По мере того как он удаляется в прошлое, звук этот кажется все менее правдоподобным. Сейчас его как бы и вовсе не было. Сквозь щели в жалюзи, слегка приоткрытых — несколько запоздалый жест,— невозможно ничего разобрать. Остается только снова опустить их, потянув за боковую рейку, которая приводит в действие все остальные дощечки.
Комната снова замкнута. Полоски на полу, каннелюры на стенах и потолке вращаются все быстрее и быстрее. Стоящий на пристани человек, что наблюдает за всплывшими лохмотьями, тоже начинает наклоняться, не теряя при этом своей чопорности. Он одет в белый костюм хорошего покроя, на голове у него пробковый шлем. У него старомодные черные усы с закрученными вверх концами.
Нет. Его лицо в тени, на нем ничего нельзя различить, неясен даже цвет его кожи. Кажется, что невысокая волна, продвигаясь, развернет кусок ткани и покажет, одежда ли это, матерчатый мешок или еще что-нибудь, если, конечно, к тому времени не смеркнется окончательно.
И в этот миг свет внезапно гаснет.
Возможно, уровень керосина мало-помалу понижался, но в этом уверенности нет. Меньшая площадь была освещена? Свет стал желтее?
А ведь поршень насоса приводился в действие несколько раз в начале ночи. Неужели выгорел весь керосин? Бой забыл наполнить резервуар? Не указывает ли внезапность явления на то, что из-за некачественного горючего засорился проток?
Так или иначе, заново зажигать лампу слишком сложно, не стоит возиться. Не так уж трудно в темноте пересечь комнату, найти большое бюро и открытый ящик, связки ничего не значащих писем, коробки с пуговицами, клубки шерсти, пучок шелка или очень тонкого конского волоса, похожего на человеческий; потом закрыть ящик.
Шипение лампы прекратилось, и теперь понимаешь, какую важную роль оно играло. Канат, что разматывался пядь за пядью, вдруг оборвался или отцепился, бросив кубическую клетку на произвол судьбы: свободное падение. Звери, должно быть, тоже умолкли, один за другим, в глубине долины. Тишина такая, что самые робкие движения неисполнимы.

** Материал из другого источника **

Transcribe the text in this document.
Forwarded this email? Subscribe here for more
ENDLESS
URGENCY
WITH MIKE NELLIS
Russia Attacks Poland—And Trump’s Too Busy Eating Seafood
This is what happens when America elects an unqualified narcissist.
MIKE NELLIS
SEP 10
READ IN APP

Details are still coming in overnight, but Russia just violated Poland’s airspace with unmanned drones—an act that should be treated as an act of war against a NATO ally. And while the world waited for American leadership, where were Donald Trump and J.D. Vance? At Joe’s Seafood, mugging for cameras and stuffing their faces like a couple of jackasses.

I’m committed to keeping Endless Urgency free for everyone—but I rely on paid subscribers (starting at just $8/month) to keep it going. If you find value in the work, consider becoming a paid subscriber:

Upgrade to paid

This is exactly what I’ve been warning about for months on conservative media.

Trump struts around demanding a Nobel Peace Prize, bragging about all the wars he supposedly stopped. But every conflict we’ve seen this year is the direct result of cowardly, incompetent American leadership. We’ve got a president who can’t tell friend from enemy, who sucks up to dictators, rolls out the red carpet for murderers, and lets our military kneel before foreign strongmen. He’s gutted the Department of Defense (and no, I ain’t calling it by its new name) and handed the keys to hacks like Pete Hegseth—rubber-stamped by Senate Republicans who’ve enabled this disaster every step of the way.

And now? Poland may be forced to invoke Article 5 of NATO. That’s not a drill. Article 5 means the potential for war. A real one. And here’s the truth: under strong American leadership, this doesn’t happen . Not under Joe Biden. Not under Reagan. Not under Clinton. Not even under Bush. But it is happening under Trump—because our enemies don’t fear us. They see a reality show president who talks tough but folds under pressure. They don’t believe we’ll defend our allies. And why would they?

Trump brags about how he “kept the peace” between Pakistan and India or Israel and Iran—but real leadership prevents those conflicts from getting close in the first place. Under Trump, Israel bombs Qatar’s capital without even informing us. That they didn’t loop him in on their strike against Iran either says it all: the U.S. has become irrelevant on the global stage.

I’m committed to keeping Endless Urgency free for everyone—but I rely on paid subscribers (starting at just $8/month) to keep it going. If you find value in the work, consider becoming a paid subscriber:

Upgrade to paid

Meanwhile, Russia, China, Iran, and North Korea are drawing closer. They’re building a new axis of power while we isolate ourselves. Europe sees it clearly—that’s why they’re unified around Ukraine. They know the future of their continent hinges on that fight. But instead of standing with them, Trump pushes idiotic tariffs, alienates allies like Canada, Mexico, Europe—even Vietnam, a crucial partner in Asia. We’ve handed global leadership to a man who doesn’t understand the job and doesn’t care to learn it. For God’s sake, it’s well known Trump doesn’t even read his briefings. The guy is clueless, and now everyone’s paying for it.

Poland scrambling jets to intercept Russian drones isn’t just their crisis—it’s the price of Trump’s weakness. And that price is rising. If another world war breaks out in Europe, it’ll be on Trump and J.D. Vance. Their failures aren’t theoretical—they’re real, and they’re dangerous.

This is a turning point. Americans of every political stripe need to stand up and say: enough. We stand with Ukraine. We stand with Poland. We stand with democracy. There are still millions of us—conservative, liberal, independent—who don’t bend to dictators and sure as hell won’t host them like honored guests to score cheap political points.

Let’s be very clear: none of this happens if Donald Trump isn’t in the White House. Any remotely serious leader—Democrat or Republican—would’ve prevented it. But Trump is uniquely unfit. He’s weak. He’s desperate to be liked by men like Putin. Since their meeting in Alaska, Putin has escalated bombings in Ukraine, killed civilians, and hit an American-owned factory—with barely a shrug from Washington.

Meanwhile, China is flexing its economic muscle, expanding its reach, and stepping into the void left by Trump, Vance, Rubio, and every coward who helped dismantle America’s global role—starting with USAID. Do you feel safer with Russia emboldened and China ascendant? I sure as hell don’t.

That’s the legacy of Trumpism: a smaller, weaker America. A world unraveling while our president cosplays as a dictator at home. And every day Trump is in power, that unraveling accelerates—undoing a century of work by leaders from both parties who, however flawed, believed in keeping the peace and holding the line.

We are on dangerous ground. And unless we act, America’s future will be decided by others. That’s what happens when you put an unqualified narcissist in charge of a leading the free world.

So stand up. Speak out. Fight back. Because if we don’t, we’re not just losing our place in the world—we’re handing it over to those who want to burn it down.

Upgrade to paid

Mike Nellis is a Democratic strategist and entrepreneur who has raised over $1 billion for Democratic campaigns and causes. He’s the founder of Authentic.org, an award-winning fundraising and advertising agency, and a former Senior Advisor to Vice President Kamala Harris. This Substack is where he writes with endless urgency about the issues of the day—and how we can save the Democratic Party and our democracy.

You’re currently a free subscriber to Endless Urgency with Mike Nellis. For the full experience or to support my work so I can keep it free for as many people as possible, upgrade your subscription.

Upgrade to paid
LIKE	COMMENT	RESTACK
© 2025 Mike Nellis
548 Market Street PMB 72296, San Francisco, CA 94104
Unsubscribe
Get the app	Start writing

Подобно этой ночи без очертаний, шелковые волосы протекают между согнутых пальцев. Удлиняются, множатся, протягивают щупальца во всех направлениях, сматываются в клубок все более и более сложный, но сквозь извивы и кажущиеся лабиринты пальцы скользят с тем же равнодушием, той же небрежностью, с той же легкостью.
С той же легкостью клубок волос разматывается, простирается и падает на плечо послушным потоком, и по нему мягко скользит щетка с шелковыми щетинками, сверху вниз, сверху вниз, сверху вниз, сверху вниз, направляемая сейчас одним лишь дыханием, которого достаточно, чтобы создать в этой кромешной темноте ровный ритм, способный еще что-то измерить, если осталось еще что-то, поддающееся измерению, очерчиванию, описанию, в этой кромешной темноте, вплоть до рассвета, сейчас.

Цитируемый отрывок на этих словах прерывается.